Dix heures du matin : pas de croissants, mais une andouillette ou du jambon persillé ! Privés de clients le soir par le couvre-feu, les Bouchons lyonnais, ces restaurants typiques de la métropole française, renouent avec la tradition du « mâchon », un repas de cochonnailles bien arrosé à déguster le matin.
Au « Poêlon d’Or », au cœur de Lyon, l’ambiance est joyeuse en cette matinée pluvieuse. Sur la table de ce bouchon, de bonnes bouteilles côtoient des plats de saucisson poché au vin rouge, de savoureuses bouchées d’andouillette et purée ou de la cervelle des canuts (un fromage frais aux herbes), dévorés avec appétit par les convives de ce brunch version lyonnaise…
« Même si on a le sourire, la situation est compliquée. On s’adapte aux horaires qu’on nous impose. On essaie, notamment avec le mâchon, de trouver des solutions et de garder le moral », positive son patron Yann Lalle. « Le restaurant, c’est le dernier espace de liberté et de convivialité par les temps qui courent. On ne peut plus voyager, sortir… ».
Carrelage à damier noir et blanc, parquet, boiseries, décoration cuivrée et miroirs anciens, ici, tout respire la tradition, si ce n’est les parois de plexiglas anti Covid installées entre chaque table.
« Ça fait chaud au cœur d’être là. Ce type de rendez-vous peut avoir du succès », renchérit Benoît Josserand, patron d’un autre bouchon, « Le Café du Jura », et président de l’association Les Bouchons lyonnais, à l’origine de ce « revival » du mâchon pour tenter en fin de semaine de contrer (un peu) l’absence de dîners.
Ils sont une dizaine de restaurateurs de l’association à remettre au goût du jour cette tradition lyonnaise, à des horaires inhabituels d’accueil des clients, pour réinsuffler de la convivialité malgré la crise sanitaire et la situation économique si difficile pour eux. Certains perpétuaient déjà cette institution gastronomique, comme Yann Lalle, avant le Covid, Benoît Josserand, sur commande, ou le bouchon « Les 4G ».
Un gros petit-déj
« Il est 10h40, parfait. Ça permet d’oublier un peu le contexte du Covid, de passer un bon moment, boire un coup, manger… C’est en décalage par rapport à d’habitude, mais ça passe très bien ! », s’exclame Benoît Quiblier, producteur de tripes et partenaire de l’association, en levant son verre.
Oubliant quelques instants sa jovialité naturelle, Yann Lalle déplore les restrictions imposées par la crise sanitaire. « On commençait tout juste à redresser la barre et là, patatras, le couvre-feu.

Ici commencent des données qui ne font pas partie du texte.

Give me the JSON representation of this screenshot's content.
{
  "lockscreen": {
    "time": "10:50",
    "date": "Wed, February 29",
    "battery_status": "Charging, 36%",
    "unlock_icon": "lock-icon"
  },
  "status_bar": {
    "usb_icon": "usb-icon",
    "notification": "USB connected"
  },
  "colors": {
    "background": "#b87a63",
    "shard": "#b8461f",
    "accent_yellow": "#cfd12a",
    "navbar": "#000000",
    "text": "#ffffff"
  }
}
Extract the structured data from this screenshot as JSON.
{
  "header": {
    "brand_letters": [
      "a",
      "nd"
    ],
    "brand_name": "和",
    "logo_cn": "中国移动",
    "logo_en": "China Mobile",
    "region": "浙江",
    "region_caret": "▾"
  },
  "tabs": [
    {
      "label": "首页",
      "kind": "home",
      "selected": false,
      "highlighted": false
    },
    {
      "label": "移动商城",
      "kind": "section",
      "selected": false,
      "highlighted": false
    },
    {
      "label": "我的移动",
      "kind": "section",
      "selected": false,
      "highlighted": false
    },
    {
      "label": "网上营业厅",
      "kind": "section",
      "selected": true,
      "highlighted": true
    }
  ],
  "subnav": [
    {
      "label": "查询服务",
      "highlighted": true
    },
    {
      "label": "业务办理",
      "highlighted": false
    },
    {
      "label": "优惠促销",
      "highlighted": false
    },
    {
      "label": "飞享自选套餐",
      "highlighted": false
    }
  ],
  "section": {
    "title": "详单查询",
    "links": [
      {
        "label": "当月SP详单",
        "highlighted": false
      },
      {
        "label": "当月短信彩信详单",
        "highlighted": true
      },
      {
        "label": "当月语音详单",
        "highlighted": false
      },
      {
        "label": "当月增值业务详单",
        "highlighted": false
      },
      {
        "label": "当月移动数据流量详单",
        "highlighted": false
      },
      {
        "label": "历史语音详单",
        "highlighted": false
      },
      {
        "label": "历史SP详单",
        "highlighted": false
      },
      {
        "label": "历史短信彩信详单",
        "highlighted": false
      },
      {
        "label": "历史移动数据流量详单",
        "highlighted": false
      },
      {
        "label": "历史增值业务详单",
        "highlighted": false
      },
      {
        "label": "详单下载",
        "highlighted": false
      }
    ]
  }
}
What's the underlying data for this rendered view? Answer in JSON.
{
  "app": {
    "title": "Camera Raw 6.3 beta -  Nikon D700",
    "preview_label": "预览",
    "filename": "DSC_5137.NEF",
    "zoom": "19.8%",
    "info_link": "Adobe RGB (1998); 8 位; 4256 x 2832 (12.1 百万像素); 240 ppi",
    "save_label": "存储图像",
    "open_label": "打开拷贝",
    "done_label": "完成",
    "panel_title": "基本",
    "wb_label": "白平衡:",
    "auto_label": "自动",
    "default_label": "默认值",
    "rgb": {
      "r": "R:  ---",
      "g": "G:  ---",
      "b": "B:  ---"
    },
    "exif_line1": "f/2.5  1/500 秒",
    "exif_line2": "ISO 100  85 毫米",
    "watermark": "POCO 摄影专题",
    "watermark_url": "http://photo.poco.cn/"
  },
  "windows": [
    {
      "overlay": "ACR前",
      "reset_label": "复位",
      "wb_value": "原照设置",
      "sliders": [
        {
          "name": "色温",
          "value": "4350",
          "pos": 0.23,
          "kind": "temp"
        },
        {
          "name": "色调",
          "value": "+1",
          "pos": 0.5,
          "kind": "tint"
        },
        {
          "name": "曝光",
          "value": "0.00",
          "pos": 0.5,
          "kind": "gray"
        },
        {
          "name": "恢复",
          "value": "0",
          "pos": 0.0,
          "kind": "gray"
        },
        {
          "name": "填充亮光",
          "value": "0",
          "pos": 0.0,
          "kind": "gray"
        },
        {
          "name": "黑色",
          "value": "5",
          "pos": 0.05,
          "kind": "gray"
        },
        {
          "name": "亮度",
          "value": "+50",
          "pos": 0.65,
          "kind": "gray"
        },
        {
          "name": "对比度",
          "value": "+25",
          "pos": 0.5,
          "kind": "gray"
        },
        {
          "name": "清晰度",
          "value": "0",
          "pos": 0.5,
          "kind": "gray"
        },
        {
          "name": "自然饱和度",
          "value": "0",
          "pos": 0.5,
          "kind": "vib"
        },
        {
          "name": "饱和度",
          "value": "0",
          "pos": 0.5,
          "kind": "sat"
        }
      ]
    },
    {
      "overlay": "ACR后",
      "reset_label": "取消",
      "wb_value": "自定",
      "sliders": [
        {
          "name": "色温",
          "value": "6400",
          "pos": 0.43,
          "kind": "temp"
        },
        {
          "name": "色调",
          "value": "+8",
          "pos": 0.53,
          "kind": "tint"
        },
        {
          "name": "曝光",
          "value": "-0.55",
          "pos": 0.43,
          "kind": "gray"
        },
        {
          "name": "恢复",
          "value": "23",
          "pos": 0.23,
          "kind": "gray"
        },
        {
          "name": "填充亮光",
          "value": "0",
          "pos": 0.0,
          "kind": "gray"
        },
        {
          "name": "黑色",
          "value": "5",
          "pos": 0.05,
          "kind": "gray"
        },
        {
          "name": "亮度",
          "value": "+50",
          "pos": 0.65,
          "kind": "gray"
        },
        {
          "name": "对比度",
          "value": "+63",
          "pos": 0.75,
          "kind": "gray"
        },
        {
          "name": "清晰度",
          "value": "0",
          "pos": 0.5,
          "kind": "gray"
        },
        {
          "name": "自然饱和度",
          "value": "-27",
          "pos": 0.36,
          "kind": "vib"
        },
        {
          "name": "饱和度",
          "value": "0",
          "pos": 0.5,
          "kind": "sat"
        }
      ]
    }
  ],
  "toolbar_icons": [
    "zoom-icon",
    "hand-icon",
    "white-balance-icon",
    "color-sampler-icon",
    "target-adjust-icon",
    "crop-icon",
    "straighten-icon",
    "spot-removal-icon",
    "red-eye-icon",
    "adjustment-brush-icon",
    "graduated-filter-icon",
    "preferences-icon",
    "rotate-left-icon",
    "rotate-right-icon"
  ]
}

La douche froide ! » « On nous sacrifie le soir. Pour les restaurateurs, c’est la prestation la plus intéressante en termes de marge et de profit », relève-t-il. « Mais, bon, on s’adapte aux horaires qu’on nous octroie ». Pour l’instant, il propose le mâchon les vendredis et samedis matin. Pour 25 euros.
« C’est un gros petit-déjeuner ou ça remplace le déjeuner. A six par table et vingt couverts maximum », détaille le patron.
Pour Yann Lalle et ses confrères, « la première vague a été dure à surmonter, la deuxième, ça risque d’être catastrophique ». Pourtant, remarque-t-il, aucun cluster n’a jamais été détecté dans un restaurant. « Nous respectons strictement les gestes barrières. »
La coutume du mâchon vient des canuts, ces tisserands de soie de la Croix-Rousse, sur les hauteurs de Lyon, qui partageaient ces repas dès l’aube, après des heures de labeur. Avant l’épidémie, au « Poêlon d’Or », « on servait des mâchons dans la pure tradition, avec des vignerons qui venaient faire découvrir leurs vins. C’était, avoue le patron, beaucoup plus agité et festif, on passait de table en table, on s’échangeait les plats. Avec les mesures sanitaires, ce n’est plus possible ».